Les habitants de la ville, tourmentés par des années de violences et de bombardement, sont aujourd’hui confrontés à une situation nouvelle marquée par l’expectative (voir le témoigne du Dr Zouheir Lahna pages 14 & 15). Mercredi, le maire d’Alep-Est s’est invité au Conseil européen pour dire aux chefs d’État et de gouvernement la détresse des habitants des quartiers en passe d’être totalement repris par les forces syriennes. Par la même occasion, le président français, François Hollande, espérait obtenir un appel des Vingt-huit à un cessez-le-feu.

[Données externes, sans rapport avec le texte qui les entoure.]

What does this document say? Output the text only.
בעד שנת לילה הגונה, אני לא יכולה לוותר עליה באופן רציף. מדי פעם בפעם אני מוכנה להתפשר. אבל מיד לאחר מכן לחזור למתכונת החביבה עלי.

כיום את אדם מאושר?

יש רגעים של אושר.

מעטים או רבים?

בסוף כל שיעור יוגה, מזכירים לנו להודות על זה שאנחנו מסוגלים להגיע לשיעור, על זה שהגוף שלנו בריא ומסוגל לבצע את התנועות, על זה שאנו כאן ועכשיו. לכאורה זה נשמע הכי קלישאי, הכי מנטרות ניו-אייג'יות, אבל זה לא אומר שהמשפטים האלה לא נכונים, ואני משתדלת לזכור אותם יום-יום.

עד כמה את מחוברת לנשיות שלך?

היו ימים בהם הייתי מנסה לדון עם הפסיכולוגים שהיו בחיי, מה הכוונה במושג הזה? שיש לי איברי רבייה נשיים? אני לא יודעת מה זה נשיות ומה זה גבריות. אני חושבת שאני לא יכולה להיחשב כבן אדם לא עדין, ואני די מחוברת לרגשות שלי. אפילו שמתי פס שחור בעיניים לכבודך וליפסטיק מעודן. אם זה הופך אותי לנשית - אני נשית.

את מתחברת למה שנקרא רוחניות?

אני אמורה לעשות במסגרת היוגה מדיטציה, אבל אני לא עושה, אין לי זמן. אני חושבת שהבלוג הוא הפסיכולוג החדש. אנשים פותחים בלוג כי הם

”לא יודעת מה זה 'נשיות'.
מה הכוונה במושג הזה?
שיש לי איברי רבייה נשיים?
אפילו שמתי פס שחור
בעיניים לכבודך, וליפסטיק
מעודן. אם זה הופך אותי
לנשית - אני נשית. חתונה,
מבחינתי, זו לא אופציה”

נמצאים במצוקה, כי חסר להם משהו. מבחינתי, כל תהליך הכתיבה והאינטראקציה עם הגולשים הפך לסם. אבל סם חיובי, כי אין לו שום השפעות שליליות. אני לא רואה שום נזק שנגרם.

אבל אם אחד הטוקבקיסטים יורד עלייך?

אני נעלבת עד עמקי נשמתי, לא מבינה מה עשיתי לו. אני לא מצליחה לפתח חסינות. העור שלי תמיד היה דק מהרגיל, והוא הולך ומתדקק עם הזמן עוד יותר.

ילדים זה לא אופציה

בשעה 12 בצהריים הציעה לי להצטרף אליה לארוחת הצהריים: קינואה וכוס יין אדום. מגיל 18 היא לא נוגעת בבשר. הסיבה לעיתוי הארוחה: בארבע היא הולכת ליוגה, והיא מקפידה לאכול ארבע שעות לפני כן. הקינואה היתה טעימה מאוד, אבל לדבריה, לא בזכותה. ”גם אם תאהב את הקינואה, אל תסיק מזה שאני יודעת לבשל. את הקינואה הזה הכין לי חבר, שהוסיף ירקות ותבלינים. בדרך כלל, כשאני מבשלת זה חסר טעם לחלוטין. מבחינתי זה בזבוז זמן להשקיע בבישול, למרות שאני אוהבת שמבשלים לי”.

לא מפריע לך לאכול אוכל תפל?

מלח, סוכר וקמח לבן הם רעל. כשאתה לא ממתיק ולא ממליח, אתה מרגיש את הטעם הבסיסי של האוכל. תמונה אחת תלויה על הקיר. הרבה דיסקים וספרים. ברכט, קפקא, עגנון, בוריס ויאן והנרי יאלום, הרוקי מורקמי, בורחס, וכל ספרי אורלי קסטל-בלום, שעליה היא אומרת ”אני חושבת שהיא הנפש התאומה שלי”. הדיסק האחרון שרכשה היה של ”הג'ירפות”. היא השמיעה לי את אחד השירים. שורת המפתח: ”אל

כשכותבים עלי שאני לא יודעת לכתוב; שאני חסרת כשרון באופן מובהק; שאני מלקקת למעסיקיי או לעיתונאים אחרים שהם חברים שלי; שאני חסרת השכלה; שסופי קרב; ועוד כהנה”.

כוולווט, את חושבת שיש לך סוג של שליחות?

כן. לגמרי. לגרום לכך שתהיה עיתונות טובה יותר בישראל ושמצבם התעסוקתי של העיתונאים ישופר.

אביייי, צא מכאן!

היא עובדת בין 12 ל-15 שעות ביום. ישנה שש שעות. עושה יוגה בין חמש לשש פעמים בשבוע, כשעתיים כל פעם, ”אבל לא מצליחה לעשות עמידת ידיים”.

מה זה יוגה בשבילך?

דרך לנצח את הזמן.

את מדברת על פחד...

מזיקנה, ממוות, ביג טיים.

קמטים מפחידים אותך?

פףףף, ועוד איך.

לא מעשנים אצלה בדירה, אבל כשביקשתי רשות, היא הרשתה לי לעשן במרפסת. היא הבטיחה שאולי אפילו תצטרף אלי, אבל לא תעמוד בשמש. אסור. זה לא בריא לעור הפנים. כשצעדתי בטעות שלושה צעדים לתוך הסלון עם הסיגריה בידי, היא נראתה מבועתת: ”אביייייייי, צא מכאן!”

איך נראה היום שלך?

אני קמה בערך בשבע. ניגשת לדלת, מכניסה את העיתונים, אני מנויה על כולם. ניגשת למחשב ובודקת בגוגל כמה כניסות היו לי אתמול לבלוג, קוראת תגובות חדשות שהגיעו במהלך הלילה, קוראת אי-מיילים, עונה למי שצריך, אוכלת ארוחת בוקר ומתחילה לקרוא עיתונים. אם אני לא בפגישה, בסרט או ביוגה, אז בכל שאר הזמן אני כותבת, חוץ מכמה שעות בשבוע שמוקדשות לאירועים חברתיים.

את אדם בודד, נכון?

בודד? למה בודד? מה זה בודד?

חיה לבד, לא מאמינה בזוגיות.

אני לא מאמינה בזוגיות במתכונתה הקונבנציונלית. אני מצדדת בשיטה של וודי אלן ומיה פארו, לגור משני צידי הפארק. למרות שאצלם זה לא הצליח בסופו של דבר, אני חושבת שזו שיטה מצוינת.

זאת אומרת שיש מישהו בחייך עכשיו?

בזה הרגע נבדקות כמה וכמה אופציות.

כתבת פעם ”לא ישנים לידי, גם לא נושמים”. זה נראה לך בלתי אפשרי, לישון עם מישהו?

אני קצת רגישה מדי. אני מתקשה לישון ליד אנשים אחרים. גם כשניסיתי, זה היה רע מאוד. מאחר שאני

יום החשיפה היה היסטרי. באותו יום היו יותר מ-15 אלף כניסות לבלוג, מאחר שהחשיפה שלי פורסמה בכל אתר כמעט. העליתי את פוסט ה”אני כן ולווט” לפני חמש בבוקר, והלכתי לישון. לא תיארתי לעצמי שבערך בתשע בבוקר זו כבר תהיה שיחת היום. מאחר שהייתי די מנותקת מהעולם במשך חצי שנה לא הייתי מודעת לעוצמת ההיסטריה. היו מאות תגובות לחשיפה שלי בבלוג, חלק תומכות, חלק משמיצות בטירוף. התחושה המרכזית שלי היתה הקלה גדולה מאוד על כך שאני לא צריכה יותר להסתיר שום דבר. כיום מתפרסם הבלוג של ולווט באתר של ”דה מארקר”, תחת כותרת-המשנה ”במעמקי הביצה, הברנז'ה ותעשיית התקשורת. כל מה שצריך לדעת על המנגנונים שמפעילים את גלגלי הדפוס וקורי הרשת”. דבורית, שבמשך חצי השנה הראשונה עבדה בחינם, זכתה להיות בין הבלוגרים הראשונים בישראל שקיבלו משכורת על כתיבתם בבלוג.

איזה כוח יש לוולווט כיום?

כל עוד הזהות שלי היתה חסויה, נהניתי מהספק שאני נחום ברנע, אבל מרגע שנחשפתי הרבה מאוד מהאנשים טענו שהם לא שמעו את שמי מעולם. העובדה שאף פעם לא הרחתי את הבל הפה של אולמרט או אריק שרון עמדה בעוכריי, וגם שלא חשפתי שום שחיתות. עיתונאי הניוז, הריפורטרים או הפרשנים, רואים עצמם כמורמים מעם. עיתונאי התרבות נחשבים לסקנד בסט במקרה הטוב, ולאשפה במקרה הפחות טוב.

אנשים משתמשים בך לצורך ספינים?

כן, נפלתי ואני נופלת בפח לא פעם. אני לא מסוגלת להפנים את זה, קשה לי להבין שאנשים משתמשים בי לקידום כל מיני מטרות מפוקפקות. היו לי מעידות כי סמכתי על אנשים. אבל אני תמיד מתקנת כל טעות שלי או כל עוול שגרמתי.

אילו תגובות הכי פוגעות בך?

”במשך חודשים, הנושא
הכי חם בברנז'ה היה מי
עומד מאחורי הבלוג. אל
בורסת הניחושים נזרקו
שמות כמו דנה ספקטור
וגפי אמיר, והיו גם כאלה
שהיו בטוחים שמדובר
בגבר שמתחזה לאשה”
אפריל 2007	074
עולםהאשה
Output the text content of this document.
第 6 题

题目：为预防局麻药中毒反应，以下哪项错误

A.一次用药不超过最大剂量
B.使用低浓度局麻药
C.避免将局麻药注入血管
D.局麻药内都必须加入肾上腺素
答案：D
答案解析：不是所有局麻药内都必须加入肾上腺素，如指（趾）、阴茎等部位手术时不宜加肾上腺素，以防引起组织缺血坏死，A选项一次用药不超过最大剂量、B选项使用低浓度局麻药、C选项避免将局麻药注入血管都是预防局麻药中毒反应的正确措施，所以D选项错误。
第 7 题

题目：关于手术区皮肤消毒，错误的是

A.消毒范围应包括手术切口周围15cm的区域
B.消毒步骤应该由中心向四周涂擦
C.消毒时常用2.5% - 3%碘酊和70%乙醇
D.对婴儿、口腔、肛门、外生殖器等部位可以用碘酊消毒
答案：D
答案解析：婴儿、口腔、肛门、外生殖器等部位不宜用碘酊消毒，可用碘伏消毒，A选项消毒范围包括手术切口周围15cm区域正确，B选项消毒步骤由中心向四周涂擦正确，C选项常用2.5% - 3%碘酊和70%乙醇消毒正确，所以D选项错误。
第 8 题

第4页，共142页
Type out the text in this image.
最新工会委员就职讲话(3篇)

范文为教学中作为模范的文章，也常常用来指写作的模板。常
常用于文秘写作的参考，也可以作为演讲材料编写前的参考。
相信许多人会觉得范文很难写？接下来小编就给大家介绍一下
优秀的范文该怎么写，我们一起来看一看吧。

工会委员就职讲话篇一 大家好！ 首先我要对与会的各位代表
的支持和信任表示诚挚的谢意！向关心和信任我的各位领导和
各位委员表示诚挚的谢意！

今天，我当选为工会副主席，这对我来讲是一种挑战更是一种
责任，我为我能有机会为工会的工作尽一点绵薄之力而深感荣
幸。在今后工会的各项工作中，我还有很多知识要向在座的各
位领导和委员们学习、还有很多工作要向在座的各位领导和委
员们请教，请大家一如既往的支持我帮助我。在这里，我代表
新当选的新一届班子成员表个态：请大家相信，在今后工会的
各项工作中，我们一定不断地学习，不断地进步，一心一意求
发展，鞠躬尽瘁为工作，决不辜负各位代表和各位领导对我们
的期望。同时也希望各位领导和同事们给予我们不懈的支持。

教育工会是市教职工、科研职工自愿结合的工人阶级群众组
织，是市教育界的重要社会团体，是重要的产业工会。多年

5.000 syriens régularisés au Maroc
«Les Syriens au Maroc ont le droit au statut de réfugié. Cependant, beaucoup de Syriens ont choisi de passer par la procédure de régularisation des migrants», a souligné le secrétaire général du ministère des MRE et des affaires de la migration. Le responsable a rappelé à ce sujet que lors de la première opération de régularisation, quelque 5.000 Syriens ont été régularisés. Leur intégration se passe sans problème. «Nous n’avons pas de programme spécifique. Leur intégration se passe dans des conditions différentes de celles des migrants subsahariens, en raison de la langue commune», a-t-il expliqué.